Pennsylvania groundhog’s handlers: Phil predicts more winter

Groundhog Club handler Ron Ploucha holds Punxsutawney Phil, the weather prognosticating groundhog, during the 131st celebration of Groundhog Day on Gobbler's Knob in Punxsutawney, Pa. Thursday, Feb. 2, 2017. Phil's handlers said that the groundhog has forecast six more weeks of winter weather. (AP Photo/Gene J. Puskar)

PUNXSUTAWNEY, Pa. (AP) — The handlers of Pennsylvania’s most famous groundhog, Punxsutawney Phil, said the furry rodent has “predicted” six more weeks of winter after seeing his shadow at dawn Thursday.

The top hat-wearing members of the Punxsutawney Groundhog Club’s Inner Circle reveal Phil’s forecast every Feb. 2, based on a German legend surrounding Candlemas. The legend says if a furry rodent casts a shadow that day, winter continues. If not, spring comes early.

In reality, Phil’s prediction is decided ahead of time by the group on Gobbler’s Knob, a tiny hill just outside Punxsutawney about 65 miles northeast of Pittsburgh.

Thousands of people gathered overnight to await the forecast. They were treated to folk music and a Star Wars-themed fireworks display under cloudy skies, with temperatures just below freezing, while they waited.

The groundhog’s prediction is typically contained in a short poem, sometimes referencing current events or — when the nearby Pittsburgh Steelers are participating — a comment on the Super Bowl, which usually follows a few days later.

But this year, Phil stayed on message and didn’t reference football, President Donald Trump or anything other than the weather.

“It’s mighty cold weather, you’ve been braving. Is it more winter or is it spring that you’re craving? Since you’ve been up all night and starting to tottle, I, Punxsutawney Phil, shall not dawdle,” the proclamation read. “My faithful followers, I could clearly see a beautiful, perfect shadow of me. Six more weeks of winter, it shall be!”

Records dating to 1887 show Phil has now predicted more winter 103 times while forecasting an early spring just 18 times — including last year. There are no records for the remaining years.

Phil’s lesser-renowned counterparts in Michigan and Ohio also predicted six more weeks of winter while a rodent in New York played the contrarian.

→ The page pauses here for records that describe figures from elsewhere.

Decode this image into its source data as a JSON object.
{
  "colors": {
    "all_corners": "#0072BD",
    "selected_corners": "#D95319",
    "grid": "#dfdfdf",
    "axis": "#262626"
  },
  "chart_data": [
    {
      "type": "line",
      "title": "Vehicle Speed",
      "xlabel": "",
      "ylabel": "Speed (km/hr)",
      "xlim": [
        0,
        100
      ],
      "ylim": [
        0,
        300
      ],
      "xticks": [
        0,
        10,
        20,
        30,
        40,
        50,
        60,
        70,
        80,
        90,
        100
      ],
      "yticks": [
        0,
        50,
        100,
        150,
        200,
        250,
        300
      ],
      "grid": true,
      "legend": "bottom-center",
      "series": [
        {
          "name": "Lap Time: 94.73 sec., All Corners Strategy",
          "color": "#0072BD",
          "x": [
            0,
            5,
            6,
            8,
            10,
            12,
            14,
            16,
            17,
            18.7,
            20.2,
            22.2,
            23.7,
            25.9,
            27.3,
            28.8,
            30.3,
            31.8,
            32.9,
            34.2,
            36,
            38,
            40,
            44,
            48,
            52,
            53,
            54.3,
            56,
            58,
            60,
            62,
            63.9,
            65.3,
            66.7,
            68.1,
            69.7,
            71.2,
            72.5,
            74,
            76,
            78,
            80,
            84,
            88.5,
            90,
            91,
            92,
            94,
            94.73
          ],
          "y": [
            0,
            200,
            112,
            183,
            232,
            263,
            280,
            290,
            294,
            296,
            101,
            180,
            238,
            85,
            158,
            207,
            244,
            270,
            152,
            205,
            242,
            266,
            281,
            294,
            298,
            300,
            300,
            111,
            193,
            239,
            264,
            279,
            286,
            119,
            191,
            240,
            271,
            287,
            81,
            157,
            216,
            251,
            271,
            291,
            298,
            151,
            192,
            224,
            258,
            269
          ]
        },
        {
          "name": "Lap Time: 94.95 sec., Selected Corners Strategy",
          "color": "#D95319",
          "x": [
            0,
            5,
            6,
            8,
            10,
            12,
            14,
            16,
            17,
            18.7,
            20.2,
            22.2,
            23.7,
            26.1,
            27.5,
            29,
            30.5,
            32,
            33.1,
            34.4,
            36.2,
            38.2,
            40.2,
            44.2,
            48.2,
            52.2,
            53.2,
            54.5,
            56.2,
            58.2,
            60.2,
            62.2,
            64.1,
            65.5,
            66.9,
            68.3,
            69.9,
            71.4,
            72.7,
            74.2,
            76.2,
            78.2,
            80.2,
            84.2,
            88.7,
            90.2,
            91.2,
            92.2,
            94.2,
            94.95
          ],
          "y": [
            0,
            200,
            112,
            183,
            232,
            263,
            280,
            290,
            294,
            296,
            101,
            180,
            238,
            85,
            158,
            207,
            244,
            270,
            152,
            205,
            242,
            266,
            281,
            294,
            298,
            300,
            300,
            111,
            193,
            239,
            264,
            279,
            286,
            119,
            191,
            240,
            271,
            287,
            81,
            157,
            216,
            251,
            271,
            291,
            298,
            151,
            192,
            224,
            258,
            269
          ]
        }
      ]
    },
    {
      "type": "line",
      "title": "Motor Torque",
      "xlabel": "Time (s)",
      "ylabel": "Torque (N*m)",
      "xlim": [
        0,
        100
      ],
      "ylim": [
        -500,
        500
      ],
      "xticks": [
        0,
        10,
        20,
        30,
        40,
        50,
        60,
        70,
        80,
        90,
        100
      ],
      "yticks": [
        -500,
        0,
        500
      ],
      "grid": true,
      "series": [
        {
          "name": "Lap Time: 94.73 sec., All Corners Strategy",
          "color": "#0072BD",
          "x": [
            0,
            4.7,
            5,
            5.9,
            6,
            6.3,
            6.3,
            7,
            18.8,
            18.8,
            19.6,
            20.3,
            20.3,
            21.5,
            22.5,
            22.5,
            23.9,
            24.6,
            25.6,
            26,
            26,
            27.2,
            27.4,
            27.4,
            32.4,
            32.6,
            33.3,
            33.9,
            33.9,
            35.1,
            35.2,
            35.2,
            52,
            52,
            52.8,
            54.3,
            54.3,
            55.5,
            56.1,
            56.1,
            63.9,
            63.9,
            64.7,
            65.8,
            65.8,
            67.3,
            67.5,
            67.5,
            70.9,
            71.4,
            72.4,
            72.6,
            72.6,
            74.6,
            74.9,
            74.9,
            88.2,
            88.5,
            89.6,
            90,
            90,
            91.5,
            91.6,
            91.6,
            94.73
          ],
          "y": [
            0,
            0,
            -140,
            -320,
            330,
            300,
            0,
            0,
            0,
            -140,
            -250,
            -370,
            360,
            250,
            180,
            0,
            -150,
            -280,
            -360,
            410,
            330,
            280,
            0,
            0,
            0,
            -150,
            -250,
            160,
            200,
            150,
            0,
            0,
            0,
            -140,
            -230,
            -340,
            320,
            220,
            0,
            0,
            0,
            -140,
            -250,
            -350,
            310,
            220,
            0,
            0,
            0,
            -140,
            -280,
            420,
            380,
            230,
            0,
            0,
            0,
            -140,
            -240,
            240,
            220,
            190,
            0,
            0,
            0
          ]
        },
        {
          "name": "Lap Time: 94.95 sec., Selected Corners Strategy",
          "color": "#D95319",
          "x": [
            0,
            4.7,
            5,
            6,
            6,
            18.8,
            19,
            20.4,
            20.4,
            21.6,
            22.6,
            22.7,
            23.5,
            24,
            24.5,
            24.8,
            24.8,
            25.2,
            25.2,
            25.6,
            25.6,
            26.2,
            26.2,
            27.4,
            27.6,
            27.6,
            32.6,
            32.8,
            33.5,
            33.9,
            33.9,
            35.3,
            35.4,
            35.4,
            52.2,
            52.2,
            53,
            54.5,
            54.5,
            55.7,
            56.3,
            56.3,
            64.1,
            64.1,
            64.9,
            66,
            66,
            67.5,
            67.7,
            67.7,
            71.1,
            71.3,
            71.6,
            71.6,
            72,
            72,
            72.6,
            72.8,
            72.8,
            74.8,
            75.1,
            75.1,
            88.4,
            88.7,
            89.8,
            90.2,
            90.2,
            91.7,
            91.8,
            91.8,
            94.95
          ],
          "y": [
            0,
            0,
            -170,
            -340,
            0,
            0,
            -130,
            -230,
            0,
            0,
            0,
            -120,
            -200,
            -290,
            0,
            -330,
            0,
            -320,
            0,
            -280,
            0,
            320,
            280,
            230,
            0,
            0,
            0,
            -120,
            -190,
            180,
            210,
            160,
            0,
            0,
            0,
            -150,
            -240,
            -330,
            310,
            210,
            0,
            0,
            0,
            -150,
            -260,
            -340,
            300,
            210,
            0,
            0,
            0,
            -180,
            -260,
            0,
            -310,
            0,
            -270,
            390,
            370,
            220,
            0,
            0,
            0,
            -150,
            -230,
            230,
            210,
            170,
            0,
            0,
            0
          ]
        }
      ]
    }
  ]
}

Staten Island Chuck’s handlers at the Staten Island Zoo say he predicted an early spring.

Buckeye Chuck, designated Ohio’s official groundhog by that state’s General Assembly in 1979 and Woody the Woodchuck in Michigan concurred with Phil’s wintry forecast.

Woody, a female who lives at the Howell Conference and Nature Center in Marion Township, about an hour west of Detroit, doesn’t rely on her shadow. Her handlers say if she emerges from her house and stays out 30 seconds or more, she’s predicting an early spring.